MAY 28, 2015 03:47 PM PDT

Herpes-based therapy shows promise for melanoma treatment

Melanoma cells: Image shows podosomes (yellow), cell nuclei (blue), actin (red), and an actin regulator (green).A phase III clinical trial has demonstrated the therapeutic benefit of the oncolytic virus Talimogene Laherparepvec (T-VEC) against melanoma, paving the way for a potential novel therapy for patients with metastatic melanoma. T-VEC is the first oncolytic immunotherapy to demonstrate therapeutic benefit against melanoma in a phase III clinical trial.

T-VEC preferentially kills cancer cells. It is based on a cancer-killing herpes virus that has been genetically modified to prevent it from producing the protein that allows it to infect healthy cells. Instead, the virus thrives on a similar version of that protein produced by cancer cells. Inside the cancer cells, the virus selectively multiplies, causing the cancer cells burst open. The virus then spills out into the surrounding area and triggers an enhanced anti-tumor immune response.

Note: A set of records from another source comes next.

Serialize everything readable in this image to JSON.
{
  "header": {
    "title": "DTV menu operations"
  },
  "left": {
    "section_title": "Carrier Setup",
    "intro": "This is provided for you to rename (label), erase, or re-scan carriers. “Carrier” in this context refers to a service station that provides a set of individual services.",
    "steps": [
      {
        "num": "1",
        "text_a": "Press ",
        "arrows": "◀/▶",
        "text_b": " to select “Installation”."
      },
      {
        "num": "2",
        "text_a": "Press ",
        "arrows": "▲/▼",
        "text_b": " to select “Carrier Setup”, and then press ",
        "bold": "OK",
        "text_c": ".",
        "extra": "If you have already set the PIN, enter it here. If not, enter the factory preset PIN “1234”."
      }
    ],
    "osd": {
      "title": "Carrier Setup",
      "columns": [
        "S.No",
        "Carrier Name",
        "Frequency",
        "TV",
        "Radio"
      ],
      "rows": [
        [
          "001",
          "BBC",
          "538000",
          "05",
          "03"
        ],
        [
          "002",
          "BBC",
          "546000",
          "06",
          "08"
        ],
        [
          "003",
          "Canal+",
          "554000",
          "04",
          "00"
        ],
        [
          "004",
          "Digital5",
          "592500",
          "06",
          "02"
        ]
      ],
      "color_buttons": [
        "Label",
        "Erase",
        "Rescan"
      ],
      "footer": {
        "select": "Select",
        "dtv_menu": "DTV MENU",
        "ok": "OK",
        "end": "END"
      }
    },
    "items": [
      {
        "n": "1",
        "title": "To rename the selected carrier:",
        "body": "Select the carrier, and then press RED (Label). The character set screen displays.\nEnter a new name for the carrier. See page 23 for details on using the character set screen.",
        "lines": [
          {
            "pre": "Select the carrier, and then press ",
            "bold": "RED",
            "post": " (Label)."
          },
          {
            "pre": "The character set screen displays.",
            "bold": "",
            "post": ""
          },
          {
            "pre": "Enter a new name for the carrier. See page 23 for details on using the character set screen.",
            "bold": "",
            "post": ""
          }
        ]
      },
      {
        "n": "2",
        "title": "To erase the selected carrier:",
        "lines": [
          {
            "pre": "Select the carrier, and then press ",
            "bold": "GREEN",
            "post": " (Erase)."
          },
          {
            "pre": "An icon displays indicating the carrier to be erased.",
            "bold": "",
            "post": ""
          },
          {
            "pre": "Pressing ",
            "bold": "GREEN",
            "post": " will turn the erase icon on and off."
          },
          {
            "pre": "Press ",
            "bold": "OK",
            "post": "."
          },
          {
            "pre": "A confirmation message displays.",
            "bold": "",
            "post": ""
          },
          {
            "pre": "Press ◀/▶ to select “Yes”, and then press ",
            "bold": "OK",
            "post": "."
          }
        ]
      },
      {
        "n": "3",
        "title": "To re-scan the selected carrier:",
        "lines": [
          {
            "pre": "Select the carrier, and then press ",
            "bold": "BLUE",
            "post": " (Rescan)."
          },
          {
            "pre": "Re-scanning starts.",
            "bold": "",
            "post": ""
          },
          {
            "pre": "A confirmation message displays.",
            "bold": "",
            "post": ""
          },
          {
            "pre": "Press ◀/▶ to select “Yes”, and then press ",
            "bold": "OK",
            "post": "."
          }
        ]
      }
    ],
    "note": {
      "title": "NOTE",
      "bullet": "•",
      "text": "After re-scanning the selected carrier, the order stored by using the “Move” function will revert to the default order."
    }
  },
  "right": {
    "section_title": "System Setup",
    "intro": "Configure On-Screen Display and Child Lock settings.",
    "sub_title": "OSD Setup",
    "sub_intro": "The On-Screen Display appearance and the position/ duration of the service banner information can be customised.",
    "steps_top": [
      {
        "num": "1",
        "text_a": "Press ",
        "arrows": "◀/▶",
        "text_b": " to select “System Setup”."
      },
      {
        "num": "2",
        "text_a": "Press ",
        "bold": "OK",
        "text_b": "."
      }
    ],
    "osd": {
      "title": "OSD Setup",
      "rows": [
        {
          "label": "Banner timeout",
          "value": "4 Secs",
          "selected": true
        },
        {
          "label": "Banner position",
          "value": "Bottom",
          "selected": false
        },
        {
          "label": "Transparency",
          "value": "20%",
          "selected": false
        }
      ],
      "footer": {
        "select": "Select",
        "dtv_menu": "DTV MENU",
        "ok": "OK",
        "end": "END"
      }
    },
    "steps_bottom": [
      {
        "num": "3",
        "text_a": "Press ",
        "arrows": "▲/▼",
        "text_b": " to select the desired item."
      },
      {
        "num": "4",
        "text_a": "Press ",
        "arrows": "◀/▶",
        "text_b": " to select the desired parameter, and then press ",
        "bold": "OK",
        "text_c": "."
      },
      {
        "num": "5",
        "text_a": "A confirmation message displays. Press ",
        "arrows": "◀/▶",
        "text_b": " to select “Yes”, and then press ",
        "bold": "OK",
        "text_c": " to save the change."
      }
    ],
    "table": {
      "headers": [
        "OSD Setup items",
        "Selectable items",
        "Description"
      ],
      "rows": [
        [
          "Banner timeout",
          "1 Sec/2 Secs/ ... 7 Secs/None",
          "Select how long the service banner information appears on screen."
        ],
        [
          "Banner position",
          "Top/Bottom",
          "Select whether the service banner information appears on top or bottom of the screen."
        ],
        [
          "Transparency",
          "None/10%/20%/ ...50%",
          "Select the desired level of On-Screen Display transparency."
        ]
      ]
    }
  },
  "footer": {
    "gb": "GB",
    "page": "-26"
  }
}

Once the immune response has been triggered by T-VEC, it apparently starts to detect and attack cancer throughout the body. The reasons for this are not completely clear, the results of the trial confirmed the effect-even tumors that had not been directly infected by the virus got smaller or disappeared.

In the randomized open-label phase III trial, T-VEC was compared with granulocyte macrophage colony-stimulating factor (GM-CSF) in patients with unresected stage IIIB to IV melanoma. Among the 423 individuals who participated in the trial, 25% responded to the treatment and 16% were still in remission after six months. About 10% of the patients treated had "complete remission," with no detectable cancer remaining.

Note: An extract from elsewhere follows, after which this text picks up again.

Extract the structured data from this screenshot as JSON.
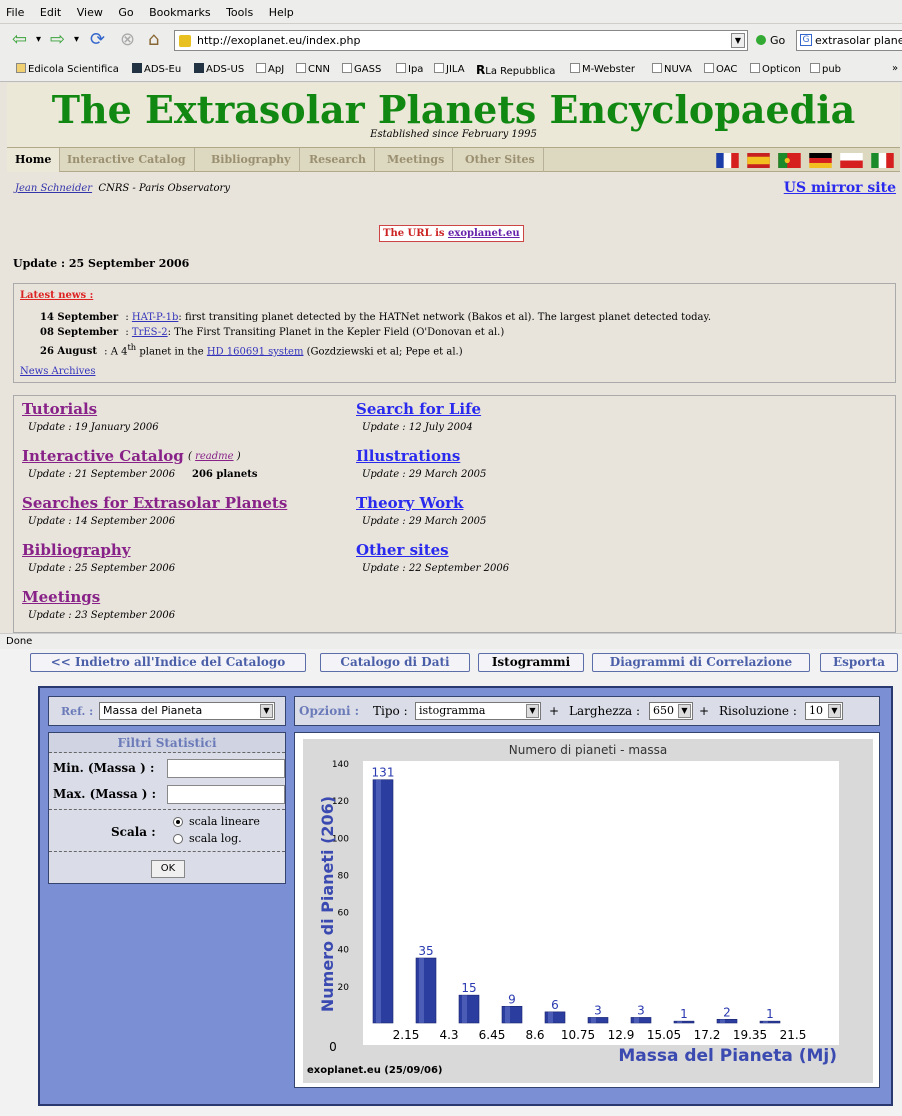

T-VEC therapy is given by injection. Patients in the trial received a dose every two weeks for up to 18 months. The most common adverse events (AEs) with T-VEC were fatigue, chills, and pyrexia (fever). The only grade 3 or 4 AE occurring in ? 2% of T-VEC-treated patients was cellulitis (2.1%). No fatal treatment-related AEs occurred.

The results indicate that T-VEC has the potential to treat cancer even when the disease has spread to organs throughout the body.

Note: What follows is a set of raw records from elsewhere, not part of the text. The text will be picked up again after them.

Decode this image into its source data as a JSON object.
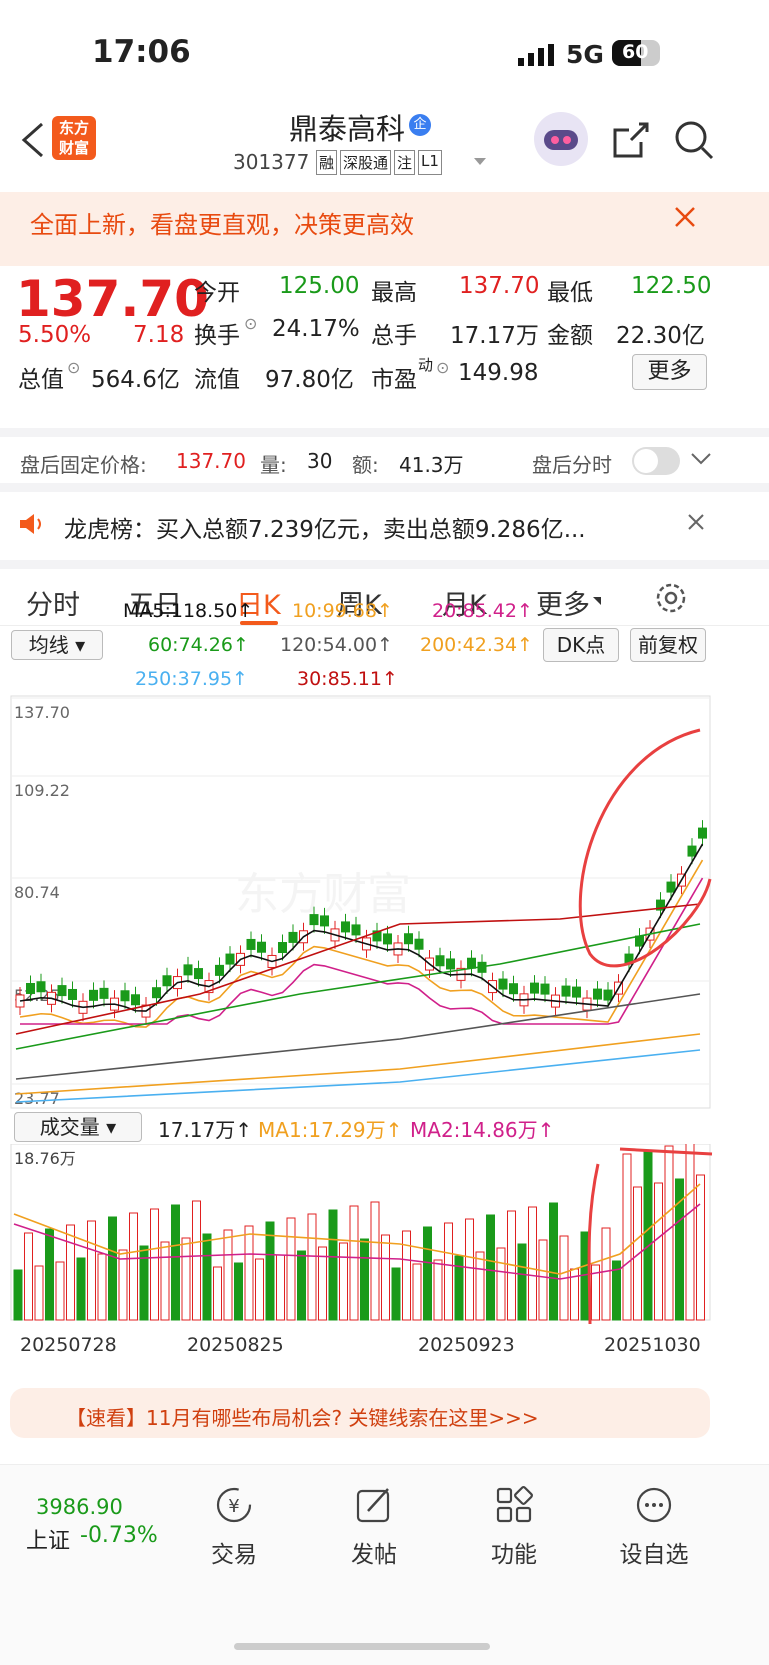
{
  "status": {
    "time": "17:06",
    "network": "5G",
    "battery": "60"
  },
  "nav": {
    "title": "鼎泰高科",
    "badge": "企",
    "code": "301377",
    "tags": [
      "融",
      "深股通",
      "注",
      "L1"
    ],
    "logo_line1": "东方",
    "logo_line2": "财富"
  },
  "banner": {
    "text": "全面上新，看盘更直观，决策更高效"
  },
  "quote": {
    "price": "137.70",
    "pct": "5.50%",
    "chg": "7.18",
    "row1": [
      {
        "label": "今开",
        "value": "125.00"
      },
      {
        "label": "最高",
        "value": "137.70"
      },
      {
        "label": "最低",
        "value": "122.50"
      }
    ],
    "row2": [
      {
        "label": "换手",
        "value": "24.17%"
      },
      {
        "label": "总手",
        "value": "17.17万"
      },
      {
        "label": "金额",
        "value": "22.30亿"
      }
    ],
    "row3": [
      {
        "label": "总值",
        "value": "564.6亿"
      },
      {
        "label": "流值",
        "value": "97.80亿"
      },
      {
        "label": "市盈",
        "sup": "动",
        "value": "149.98"
      }
    ],
    "more": "更多"
  },
  "after_hours": {
    "label": "盘后固定价格:",
    "price": "137.70",
    "vol_label": "量:",
    "vol": "30",
    "amt_label": "额:",
    "amt": "41.3万",
    "toggle_label": "盘后分时"
  },
  "lhb": {
    "text": "龙虎榜：买入总额7.239亿元，卖出总额9.286亿..."
  },
  "tabs": [
    "分时",
    "五日",
    "日K",
    "周K",
    "月K",
    "更多"
  ],
  "ma": {
    "select": "均线",
    "dk": "DK点",
    "fq": "前复权",
    "items": [
      {
        "t": "MA5:118.50↑",
        "c": "#111"
      },
      {
        "t": "10:99.68↑",
        "c": "#f0a020"
      },
      {
        "t": "20:85.42↑",
        "c": "#d0208a"
      },
      {
        "t": "60:74.26↑",
        "c": "#1a9a1a"
      },
      {
        "t": "120:54.00↑",
        "c": "#555"
      },
      {
        "t": "200:42.34↑",
        "c": "#f0a020"
      },
      {
        "t": "250:37.95↑",
        "c": "#4ab0f0"
      },
      {
        "t": "30:85.11↑",
        "c": "#c01010"
      }
    ]
  },
  "price_axis": [
    "137.70",
    "109.22",
    "80.74",
    "52.25",
    "23.77"
  ],
  "volume": {
    "select": "成交量",
    "current": "17.17万↑",
    "ma1": "MA1:17.29万↑",
    "ma2": "MA2:14.86万↑",
    "max": "18.76万"
  },
  "dates": [
    "20250728",
    "20250825",
    "20250923",
    "20251030"
  ],
  "watermark": "东方财富",
  "promo": "【速看】11月有哪些布局机会? 关键线索在这里>>>",
  "bottom": {
    "index_value": "3986.90",
    "index_name": "上证",
    "index_pct": "-0.73%",
    "items": [
      "交易",
      "发帖",
      "功能",
      "设自选"
    ]
  },
  "chart_data": {
    "type": "candlestick",
    "last_close": 137.7,
    "high": 137.7,
    "low": 122.5,
    "open": 125.0,
    "y_range": [
      23.77,
      137.7
    ],
    "volume_max": "18.76万"
  }
}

According to Kevin Harrington, professor of biological cancer therapies at the Institute of Cancer Research London who led the work: "This is the big promise of this treatment. It's the first time a virotherapy has been shown to be successful in a phase III trial."

According to scientists, if approved T-VEC could possibly be more widely available for cancer patients by next year.

The study was published in the May 26, 2015 issue of the Journal of Clinical Oncology.

According to the American Cancer Society, in 2015 about 73,870 new melanomas will be diagnosed (about 42,670 in men and 31,200 in women) in the US. The survival rate of stage IIIB and IIIC is around 40% to 59%. The survival rate for stage IV is around 15% to 20%.